401(k) Crypto Investments

401(k) Crypto Investments in 2025: Trump’s Executive Order Explained

Trump’s executive order opens the door for crypto in 401(k) plans. Learn what’s changing, the risks, and what investors should watch for.

Key Takeaways

  • Trump’s August 2025 executive order could allow crypto in 401(k) accounts.
  • Potential for high returns, but with volatility, fees, and liquidity risks.
  • Implementation could take months or years before options are widely available.

On August 7, 2025, President Trump signed an executive order directing regulators to allow alternative assets—such as cryptocurrency, private equity, and real estate—inside 401(k) retirement plans.

The announcement triggered a sharp rise in Bitcoin prices, up more than 2% in a single day, and sparked heated debate among financial experts.

For retirement savers, this is a potential game-changer—but it also comes with significant risks that require careful consideration.

How Trump’s Executive Order Changes 401(k) Crypto Rules

In May 2025, the Department of Labor (DOL) officially withdrew its 2022 guidance that urged extreme caution with crypto in retirement accounts.

The August order expands ERISA’s definition of permissible assets, paving the way for crypto to be included in 401(k) investment menus.
Federal agencies now have 180 days to issue clear guidelines and “safe harbor” provisions for plan sponsors.

The Numbers: Costs and Volatility of Crypto in 401(k)s

Traditional 401(k) plans have average annual fees of about 0.26%.
Alternative assets, such as private equity, often follow a “2 and 20” fee model—2% management fees plus 20% of profits.

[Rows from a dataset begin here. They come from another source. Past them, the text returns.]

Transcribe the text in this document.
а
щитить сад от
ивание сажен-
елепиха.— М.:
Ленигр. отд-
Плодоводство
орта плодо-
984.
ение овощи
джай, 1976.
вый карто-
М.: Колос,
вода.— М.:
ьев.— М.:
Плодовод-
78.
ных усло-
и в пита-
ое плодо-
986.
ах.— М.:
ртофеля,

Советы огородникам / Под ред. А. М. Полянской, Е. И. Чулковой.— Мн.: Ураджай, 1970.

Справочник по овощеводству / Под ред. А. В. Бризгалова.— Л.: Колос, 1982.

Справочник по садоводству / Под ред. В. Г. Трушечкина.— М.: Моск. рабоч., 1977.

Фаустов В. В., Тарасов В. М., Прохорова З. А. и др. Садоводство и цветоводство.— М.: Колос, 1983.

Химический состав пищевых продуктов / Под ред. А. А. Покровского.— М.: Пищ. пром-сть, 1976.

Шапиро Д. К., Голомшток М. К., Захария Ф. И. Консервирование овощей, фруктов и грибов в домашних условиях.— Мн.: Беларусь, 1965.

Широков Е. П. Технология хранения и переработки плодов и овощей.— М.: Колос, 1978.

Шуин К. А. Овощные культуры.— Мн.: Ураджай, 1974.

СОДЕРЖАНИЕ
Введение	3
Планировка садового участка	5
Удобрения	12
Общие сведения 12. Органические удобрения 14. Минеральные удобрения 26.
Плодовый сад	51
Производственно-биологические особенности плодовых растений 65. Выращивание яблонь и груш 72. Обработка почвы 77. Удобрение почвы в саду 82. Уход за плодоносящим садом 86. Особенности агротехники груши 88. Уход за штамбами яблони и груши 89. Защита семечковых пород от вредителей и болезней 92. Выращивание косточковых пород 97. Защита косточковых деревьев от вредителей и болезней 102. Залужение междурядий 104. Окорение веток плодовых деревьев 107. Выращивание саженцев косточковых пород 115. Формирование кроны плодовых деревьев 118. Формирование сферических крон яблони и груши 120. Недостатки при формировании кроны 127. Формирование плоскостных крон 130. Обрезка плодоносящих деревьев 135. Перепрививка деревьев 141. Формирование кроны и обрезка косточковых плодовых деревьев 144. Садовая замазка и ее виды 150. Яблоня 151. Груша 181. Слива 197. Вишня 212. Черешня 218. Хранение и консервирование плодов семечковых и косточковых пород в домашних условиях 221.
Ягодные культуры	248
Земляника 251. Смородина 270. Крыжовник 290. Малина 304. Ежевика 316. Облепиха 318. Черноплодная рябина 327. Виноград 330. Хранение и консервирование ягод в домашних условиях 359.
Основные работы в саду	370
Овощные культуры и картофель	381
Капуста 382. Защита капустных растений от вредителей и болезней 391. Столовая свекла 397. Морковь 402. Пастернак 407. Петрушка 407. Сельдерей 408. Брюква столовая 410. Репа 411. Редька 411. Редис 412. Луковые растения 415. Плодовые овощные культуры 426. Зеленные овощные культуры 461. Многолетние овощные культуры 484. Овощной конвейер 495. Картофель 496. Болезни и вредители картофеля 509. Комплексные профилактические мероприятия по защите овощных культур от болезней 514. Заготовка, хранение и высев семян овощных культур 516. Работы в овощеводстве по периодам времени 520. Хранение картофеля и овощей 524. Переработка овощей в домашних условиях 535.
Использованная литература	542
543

Cryptocurrency prices can swing more than 10% in a single day, making them highly volatile compared to traditional retirement investments.

Expert Warnings on Adding Crypto to Retirement Accounts

Investopedia notes that Bitcoin has outperformed the S&P 500 in 2025, rising over 11% versus the index’s 2% gain. Still, experts caution it should be limited to investors who can tolerate high volatility.

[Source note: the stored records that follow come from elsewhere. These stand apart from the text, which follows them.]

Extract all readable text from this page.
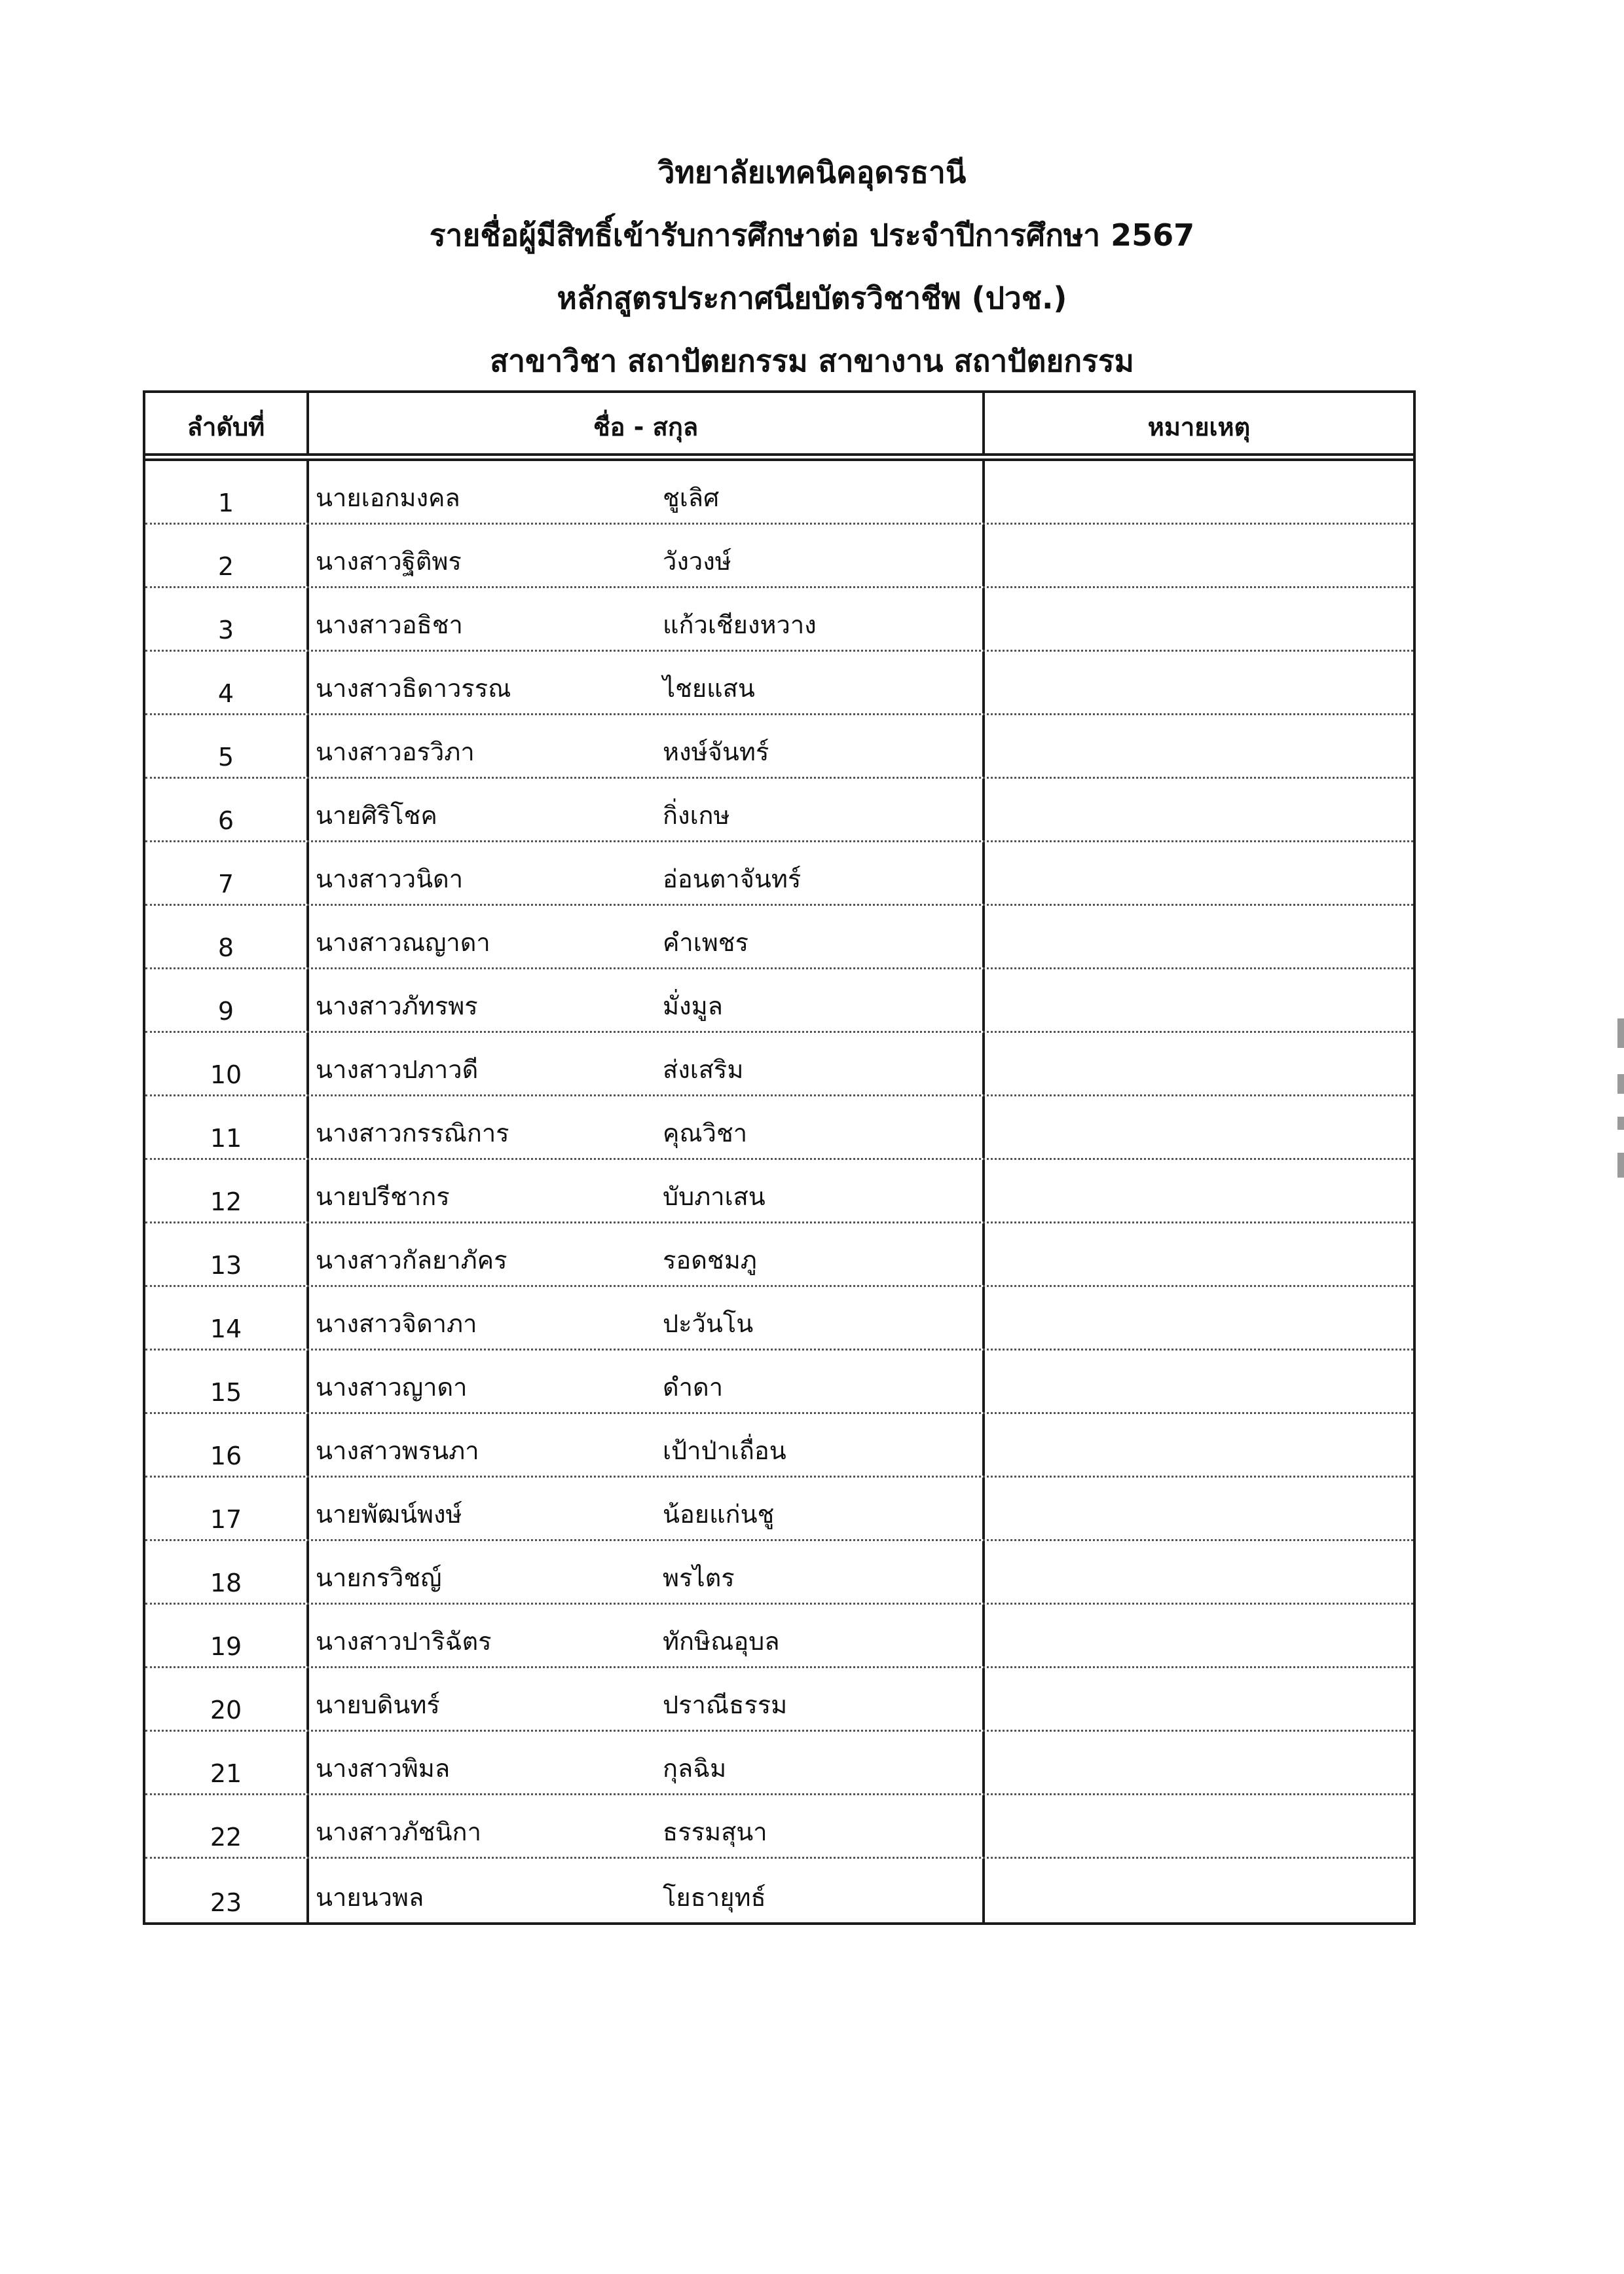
วิทยาลัยเทคนิคอุดรธานี
รายชื่อผู้มีสิทธิ์เข้ารับการศึกษาต่อ ประจำปีการศึกษา 2567
หลักสูตรประกาศนียบัตรวิชาชีพ (ปวช.)
สาขาวิชา สถาปัตยกรรม สาขางาน สถาปัตยกรรม
ลำดับที่	ชื่อ - สกุล	หมายเหตุ
1	นายเอกมงคล	ชูเลิศ
2	นางสาวฐิติพร	วังวงษ์
3	นางสาวอธิชา	แก้วเชียงหวาง
4	นางสาวธิดาวรรณ	ไชยแสน
5	นางสาวอรวิภา	หงษ์จันทร์
6	นายศิริโชค	กิ่งเกษ
7	นางสาววนิดา	อ่อนตาจันทร์
8	นางสาวณญาดา	คำเพชร
9	นางสาวภัทรพร	มั่งมูล
10	นางสาวปภาวดี	ส่งเสริม
11	นางสาวกรรณิการ	คุณวิชา
12	นายปรีชากร	บับภาเสน
13	นางสาวกัลยาภัคร	รอดชมภู
14	นางสาวจิดาภา	ปะวันโน
15	นางสาวญาดา	ดำดา
16	นางสาวพรนภา	เป้าป่าเถื่อน
17	นายพัฒน์พงษ์	น้อยแก่นชู
18	นายกรวิชญ์	พรไตร
19	นางสาวปาริฉัตร	ทักษิณอุบล
20	นายบดินทร์	ปราณีธรรม
21	นางสาวพิมล	กุลฉิม
22	นางสาวภัชนิกา	ธรรมสุนา
23	นายนวพล	โยธายุทธ์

Alicia Munnell of AARP argues that Bitcoin is not suitable for retirement portfolios.
The U.S. Government Accountability Office (GAO) has also warned that crypto’s volatility and uncertainty pose serious risks for retirement plans.

Potential Impact on Retirement Markets and Asset Management

For younger investors, a small allocation—1–2% of the portfolio—could become an option for diversification.

Plan sponsors (employers) would face greater fiduciary responsibilities, including risk disclosure, fee transparency, and participant education.

The $12 trillion U.S. retirement market could funnel significant capital into digital assets, impacting the broader investment landscape.

The Next 180 Days: What Investors Should Watch

The DOL and SEC are expected to release official guidelines within 180 days, determining how—and if—crypto will be integrated into 401(k)s.

Whether major providers like Fidelity or Vanguard will launch crypto-enabled plans remains unclear.
Legal disputes could arise if participants suffer losses without adequate risk warnings.

Trump’s executive order signals a major policy shift that could bring crypto into mainstream retirement planning.

While the potential for higher returns exists, so do the risks—extreme volatility, higher fees, and regulatory uncertainty.
If you’re considering crypto in your 401(k), proceed cautiously, allocate only a small portion, and stay informed as regulations unfold.